A long, quiet moment later, Ethan peeked out and looked around.

Night had fallen, but moonlight filtered down through snow-covered glass, and after being underground for so long, even that seemed bright to Ethan. It was colder, too,and he couldn’t help but feel the chill as he climbed out of the tunnel and hunched over on a dirty floor, listening to the sound of the wind and the too-heavy pounding of his heart until he was sure they were alone.

There was a broken table lying on its side, trowels and shattered pots and a bag of potting soil that must have fallen on the trapdoor when the table collapsed, blocking it shut.

“Some of us are still down here, you know!” Maggie’s impatient voice echoed up from down below. “Oh, the heck with this...”

He heard her on the ladder, and a moment later her head popped through, wide-eyed and almost giddy. That’s what Child Maggie must have looked like, high on too many cookies and Eleanor Ashley novels, filling up notebooks and spying on neighbors. He wanted to go back in time and be her very best friend.

“It’s the greenhouse!” Maggie’s voice was full of wonder as he helped her off the ladder. Their breath fogged in the air, and snow blew through holes in the glass.

“Not a very good one,” Ethan said as she aimed the light on row after row of blackened plants that stood dead and covered with a fine layer of snow like trees too long after Christmas.

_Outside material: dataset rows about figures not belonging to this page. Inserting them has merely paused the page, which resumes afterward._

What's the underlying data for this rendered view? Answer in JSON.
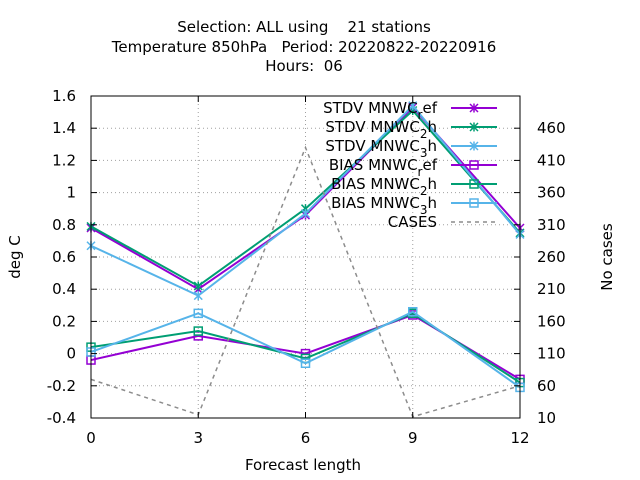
{
  "chart_data": {
    "type": "line",
    "title_lines": [
      "Selection: ALL using    21 stations",
      "Temperature 850hPa   Period: 20220822-20220916",
      "Hours:  06"
    ],
    "xlabel": "Forecast length",
    "ylabel": "deg C",
    "y2label": "No cases",
    "x": [
      0,
      3,
      6,
      9,
      12
    ],
    "xlim": [
      0,
      12
    ],
    "ylim": [
      -0.4,
      1.6
    ],
    "y2lim": [
      10,
      510
    ],
    "x_ticks": [
      "0",
      "3",
      "6",
      "9",
      "12"
    ],
    "y_ticks": [
      "-0.4",
      "-0.2",
      "0",
      "0.2",
      "0.4",
      "0.6",
      "0.8",
      "1",
      "1.2",
      "1.4",
      "1.6"
    ],
    "y2_ticks": [
      "10",
      "60",
      "110",
      "160",
      "210",
      "260",
      "310",
      "360",
      "410",
      "460"
    ],
    "grid": true,
    "legend_position": "top-right",
    "series": [
      {
        "legend_main": "STDV MNWC",
        "legend_sub": "r",
        "legend_tail": "ef",
        "color": "#9400d3",
        "marker": "x",
        "axis": "y",
        "values": [
          0.78,
          0.4,
          0.86,
          1.53,
          0.78
        ]
      },
      {
        "legend_main": "STDV MNWC",
        "legend_sub": "2",
        "legend_tail": "h",
        "color": "#009e73",
        "marker": "x",
        "axis": "y",
        "values": [
          0.79,
          0.42,
          0.9,
          1.51,
          0.75
        ]
      },
      {
        "legend_main": "STDV MNWC",
        "legend_sub": "3",
        "legend_tail": "h",
        "color": "#56b4e9",
        "marker": "x",
        "axis": "y",
        "values": [
          0.67,
          0.36,
          0.87,
          1.54,
          0.74
        ]
      },
      {
        "legend_main": "BIAS MNWC",
        "legend_sub": "r",
        "legend_tail": "ef",
        "color": "#9400d3",
        "marker": "square",
        "axis": "y",
        "values": [
          -0.04,
          0.11,
          0.0,
          0.24,
          -0.16
        ]
      },
      {
        "legend_main": "BIAS MNWC",
        "legend_sub": "2",
        "legend_tail": "h",
        "color": "#009e73",
        "marker": "square",
        "axis": "y",
        "values": [
          0.04,
          0.14,
          -0.03,
          0.25,
          -0.18
        ]
      },
      {
        "legend_main": "BIAS MNWC",
        "legend_sub": "3",
        "legend_tail": "h",
        "color": "#56b4e9",
        "marker": "square",
        "axis": "y",
        "values": [
          0.01,
          0.25,
          -0.06,
          0.26,
          -0.21
        ]
      },
      {
        "legend_main": "CASES",
        "legend_sub": "",
        "legend_tail": "",
        "color": "#8c8c8c",
        "marker": "none",
        "dashed": true,
        "axis": "y2",
        "values": [
          70,
          15,
          430,
          12,
          60
        ]
      }
    ]
  }
}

“Maybe I’m showing my ignorance, but aren’t greenhouses supposed to be... not freezing?” He shivered and put his hands in his pockets as Maggie turned the cell phone’s flashlight on the broken panes of glass that were somehow darker than the others.

“What’s that?”

He rubbed a finger across the glass, and it came away black and gritty. “Soot.” He turned to look at Maggie, and at the same time they both said, “Fire.”

It was pitch-black and freezing, but, suddenly, something went on high alert inside of Ethan. There was a bag of fertilizer ten feet from where the flames had licked along the floor and across a shelf covered with chemicals. He could track the way the fire had shot up the glass walls and made them shatter with the heat.

“Maggie...” he started, but she was making her way down the long row of tables, looking at the blackenedplants, brushing snow off nameplates as she passed them.